SAP is in the middle of a sweeping "renewal" of its software portfolio, powered by the HANA (High Performance Analytic Appliance) in-memory computing engine, executive board member and technology chief Vishal Sikka said during a keynote address Tuesday at the Tech Ed conference in San Francisco.
Sikka's talk took on an expansive, conceptual tone at times as he described how HANA, which places data in memory rather than on disk, providing a performance boost, will transform SAP's software without casting aside customers' existing investments.
"There is a timeless separation between content and containers," he said. "The most obvious example is books. Bookstores are disappearing, books are disappearing, but it's not as if we aren't reading anymore."
Content has to make its way into new containers for a "grand renewal" to occur, and the same goes for business information with respect to SAP's products, he added.
"We intend to replace the entire data-processing layer in all of our applications [with HANA]," he said, adding that HANA represents "one single modern infrastructure that is capable of delivering the essential content," whether new or old, he said.
That work will be done alongside SAP's ongoing rollout of specialized analytic applications that run on top of HANA, two more of which were announced Tuesday.
HANA was first announced at the Sapphire conference in May 2010 and went into general availability in June. It is sold in appliance form on hardware from a number of vendors. SAP has reported widespread early interest from its customer base, saying HANA has the fastest-growing "pipeline," or backlog of sales leads, in company history.
However, overall HANA represents only a tiny part of SAP's revenue, a fact underscored by the meager show of hands when the Tech Ed audience was asked whether their organizations were starting HANA projects.
The keynote did feature a recorded presentation describing the experience of Chinese bottled water distributor Nongfu Spring, which went live on HANA on Aug. 20. The HANA system's performance overwhelmingly bested an Oracle-based data mart the company has, CIO Patrick Hoo said in the presentation.
SAP is hoping to drum up more interest in HANA with a new community website where developers can share experiences working with the platform.
It has also begun to weave the technology throughout its product set. One significant effort, code-named Project Orange, will allow SAP's Business Warehouse to run on top of HANA.
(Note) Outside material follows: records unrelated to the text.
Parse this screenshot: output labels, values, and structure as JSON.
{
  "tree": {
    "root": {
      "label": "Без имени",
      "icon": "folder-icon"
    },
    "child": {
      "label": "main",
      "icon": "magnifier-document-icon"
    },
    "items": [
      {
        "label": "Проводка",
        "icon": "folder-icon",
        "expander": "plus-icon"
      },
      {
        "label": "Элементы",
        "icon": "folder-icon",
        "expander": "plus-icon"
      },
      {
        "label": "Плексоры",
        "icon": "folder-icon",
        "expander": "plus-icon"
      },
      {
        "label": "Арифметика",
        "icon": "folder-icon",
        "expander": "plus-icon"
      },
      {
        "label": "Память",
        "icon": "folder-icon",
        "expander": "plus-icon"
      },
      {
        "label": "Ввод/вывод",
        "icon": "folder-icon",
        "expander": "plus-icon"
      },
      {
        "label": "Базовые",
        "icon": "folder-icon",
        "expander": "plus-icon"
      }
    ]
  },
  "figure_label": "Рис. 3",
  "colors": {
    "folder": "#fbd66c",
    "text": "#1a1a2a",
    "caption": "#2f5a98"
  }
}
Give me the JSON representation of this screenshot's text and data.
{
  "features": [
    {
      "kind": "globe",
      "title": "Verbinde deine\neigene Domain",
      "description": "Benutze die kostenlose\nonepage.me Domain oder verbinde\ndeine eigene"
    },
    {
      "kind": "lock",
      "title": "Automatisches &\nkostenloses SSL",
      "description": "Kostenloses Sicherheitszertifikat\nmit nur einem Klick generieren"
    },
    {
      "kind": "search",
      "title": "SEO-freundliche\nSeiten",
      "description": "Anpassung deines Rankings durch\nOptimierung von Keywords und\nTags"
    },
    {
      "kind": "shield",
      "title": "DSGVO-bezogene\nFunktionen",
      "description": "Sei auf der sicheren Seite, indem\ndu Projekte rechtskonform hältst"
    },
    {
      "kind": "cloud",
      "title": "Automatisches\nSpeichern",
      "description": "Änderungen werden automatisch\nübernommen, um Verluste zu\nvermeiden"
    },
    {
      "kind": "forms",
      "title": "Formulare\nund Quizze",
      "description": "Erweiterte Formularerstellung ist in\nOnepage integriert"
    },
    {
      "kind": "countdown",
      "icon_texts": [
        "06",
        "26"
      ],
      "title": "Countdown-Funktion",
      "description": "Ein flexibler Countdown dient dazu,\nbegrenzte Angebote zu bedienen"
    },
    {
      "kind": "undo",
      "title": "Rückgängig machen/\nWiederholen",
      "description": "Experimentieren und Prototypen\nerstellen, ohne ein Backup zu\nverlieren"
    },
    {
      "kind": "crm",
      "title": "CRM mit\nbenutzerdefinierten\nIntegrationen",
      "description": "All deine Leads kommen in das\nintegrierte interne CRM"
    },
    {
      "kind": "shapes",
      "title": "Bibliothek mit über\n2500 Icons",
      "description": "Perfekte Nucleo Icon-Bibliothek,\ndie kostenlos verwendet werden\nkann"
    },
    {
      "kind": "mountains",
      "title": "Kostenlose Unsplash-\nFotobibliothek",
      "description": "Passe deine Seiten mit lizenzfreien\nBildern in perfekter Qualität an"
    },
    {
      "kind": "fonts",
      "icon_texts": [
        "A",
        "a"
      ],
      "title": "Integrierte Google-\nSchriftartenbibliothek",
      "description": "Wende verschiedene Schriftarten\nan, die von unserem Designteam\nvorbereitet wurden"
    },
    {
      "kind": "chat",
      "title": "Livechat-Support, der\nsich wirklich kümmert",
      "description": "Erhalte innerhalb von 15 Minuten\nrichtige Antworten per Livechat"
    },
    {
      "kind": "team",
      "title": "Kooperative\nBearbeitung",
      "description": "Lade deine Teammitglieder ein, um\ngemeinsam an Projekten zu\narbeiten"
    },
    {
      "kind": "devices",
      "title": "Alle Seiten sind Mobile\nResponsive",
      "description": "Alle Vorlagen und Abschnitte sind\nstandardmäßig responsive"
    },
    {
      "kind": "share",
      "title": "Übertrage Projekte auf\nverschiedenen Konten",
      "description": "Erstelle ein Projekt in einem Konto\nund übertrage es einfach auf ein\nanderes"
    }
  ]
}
There are some 16,000 active BW systems in the world, Sikka said. When Project Orange is delivered in November, customers will be able to replace the database currently running BW with HANA, he said.
SAP will also soon begin a beta program around its nascent PaaS (platform as a service), River, which will incorporate HANA, according to Sikka.
HANA support will also be added to SAP's Solution Manager framework for managing SAP software environments.
Sikka also referred to SAP's previously disclosed intentions to port its flagship Business Suite ERP (enterprise resource planning) software to HANA. That work will happen over time, without disruption to customers, he said.
SAP already has interest from "huge companies" that want to run the Business Suite on HANA, Sikka said during a question-and-answer session with press and analysts after the keynote.
Such a transition would no doubt face competitive resistance from Oracle, given how many SAP customers currently use that vendor's database.
"We have a solid partnership with Oracle. It's a multi-faceted relationship," as is the case with IBM and others, Sikka said during the session.